A daily bulletin of news & opinion

25 March 2011

There are, obviously, more deserving recipients of one’s sympathy than the factotums of deranged dictators. Even so, as the situation in Libya has escalated from protest to insurrection to civil war to international conflict, it has been difficult to completely repress flickers of compassion for Ibrahim Musa, who has suddenly become a global star in his role as primary spokesman for Libya’s beleaguered leader, Colonel Muammar al-Gaddafi.

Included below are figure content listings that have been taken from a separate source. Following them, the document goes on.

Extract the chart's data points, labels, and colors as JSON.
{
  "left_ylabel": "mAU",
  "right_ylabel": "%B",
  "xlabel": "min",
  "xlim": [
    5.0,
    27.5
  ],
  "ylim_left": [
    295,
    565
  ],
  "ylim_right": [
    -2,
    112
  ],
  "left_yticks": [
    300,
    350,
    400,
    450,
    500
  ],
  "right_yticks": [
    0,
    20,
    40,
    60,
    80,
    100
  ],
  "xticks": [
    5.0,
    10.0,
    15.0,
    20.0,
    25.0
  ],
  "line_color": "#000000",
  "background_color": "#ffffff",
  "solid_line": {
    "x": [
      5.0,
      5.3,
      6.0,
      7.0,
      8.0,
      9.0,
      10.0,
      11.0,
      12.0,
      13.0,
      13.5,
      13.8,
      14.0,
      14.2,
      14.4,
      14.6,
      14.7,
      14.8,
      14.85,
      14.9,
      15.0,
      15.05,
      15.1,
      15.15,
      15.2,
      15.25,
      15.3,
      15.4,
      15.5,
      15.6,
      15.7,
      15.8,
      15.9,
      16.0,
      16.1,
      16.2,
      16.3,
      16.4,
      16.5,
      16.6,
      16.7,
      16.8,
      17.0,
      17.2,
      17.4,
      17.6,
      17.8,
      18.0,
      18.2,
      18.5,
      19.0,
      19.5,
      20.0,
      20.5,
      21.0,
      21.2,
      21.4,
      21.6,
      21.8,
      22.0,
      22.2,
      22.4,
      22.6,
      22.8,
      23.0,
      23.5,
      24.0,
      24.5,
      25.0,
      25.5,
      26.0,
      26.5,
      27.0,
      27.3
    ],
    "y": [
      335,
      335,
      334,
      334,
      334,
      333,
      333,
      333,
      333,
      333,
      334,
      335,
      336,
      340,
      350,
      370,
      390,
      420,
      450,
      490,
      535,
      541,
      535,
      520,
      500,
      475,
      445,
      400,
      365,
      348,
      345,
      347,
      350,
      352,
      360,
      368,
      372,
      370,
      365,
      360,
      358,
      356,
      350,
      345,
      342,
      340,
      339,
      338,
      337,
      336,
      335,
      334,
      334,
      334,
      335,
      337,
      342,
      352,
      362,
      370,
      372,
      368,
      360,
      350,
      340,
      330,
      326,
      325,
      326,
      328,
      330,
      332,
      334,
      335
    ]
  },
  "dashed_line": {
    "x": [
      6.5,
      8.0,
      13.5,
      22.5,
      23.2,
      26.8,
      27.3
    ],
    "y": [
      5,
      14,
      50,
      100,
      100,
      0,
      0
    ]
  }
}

Spin doctoring is a dark art in which, almost by definition, your successes languish unheralded and your failures prompt widespread contumely. Even by those forbidding measures, however, Musa’s task is a thankless one. There may be people who believe that his boss isn’t a ridiculous, murderous crank whose demise – political and/or mortal – would benefit his long-suffering countryfolk immeasurably, but it is safe to estimate them in a minority. As Musa fills the screens of the BBC, Sky, CNN, Al Jazeera and others, insisting – among other patently risible propositions – that Gaddafi’s forces are not targeting civilians, that the revolt is at any rate due to the distribution of hallucinogens by Al Qaida, he metastasises from anonymous press flack to a multimillionfold equivalent of a door-knocking evangelist: someone who barges into your home and urges you to believe the incredible.

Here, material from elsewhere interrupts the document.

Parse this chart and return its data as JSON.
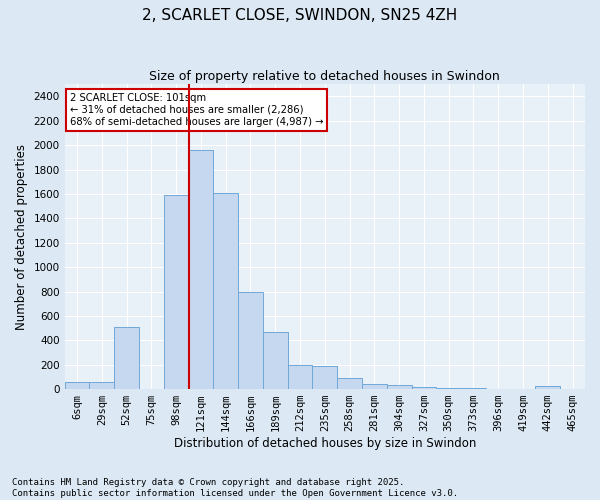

Musa is 36 years old, and a member of the Qadhadhifa – Gaddafi’s tribal power base. His excellent English is at least partly a result of his time living in the UK, where he studied at Exeter University and Royal Holloway College in London, completing a PhD in media studies at the latter (before assuming his current position, he had established a media studies centre in Tripoli). He clearly cares about his appearance, sporting a raffish bottom-lip beardette and flaunting sharp suits and loudish casual shirts, invariably worn without a tie. His thinning scalp must be a source of considerable personal distress.

Leaving aside the moral difficulties with what Musa is doing – performing as the mouthpiece of an unreconstructible tyrant, and everything – he’s acquitting himself pretty well. When assuming his master’s bellicose, orotund voice, or showing foreign journalists around Libya’s more recent historical ruins, Musa keeps a necessarily straight face, just occasionally betraying a twinkling hint – a smirk, a sigh, a twitching eyebrow – of wry self-realisation. He realises, you sense, that he’s the sock puppet of a maniac. It’s also reasonable to suppose that Musa has learnt from a recent western intervention in an Arab dictatorship. In 2003, Iraq’s Minister of Information, Muhammad Saeed al-Sahhaf, became a global laughing stock, derided as “Comical Ali”, for his somewhat optimistic assessments of the war’s progress. Musa represents a younger generation of spokesman, who understands the unforgiving, instant and planet-spanning nature of the modern media. If Musa survives the coming weeks, and purchases a convincing hairpiece, he’ll be well placed to contract himself out to wobbling despots across the region.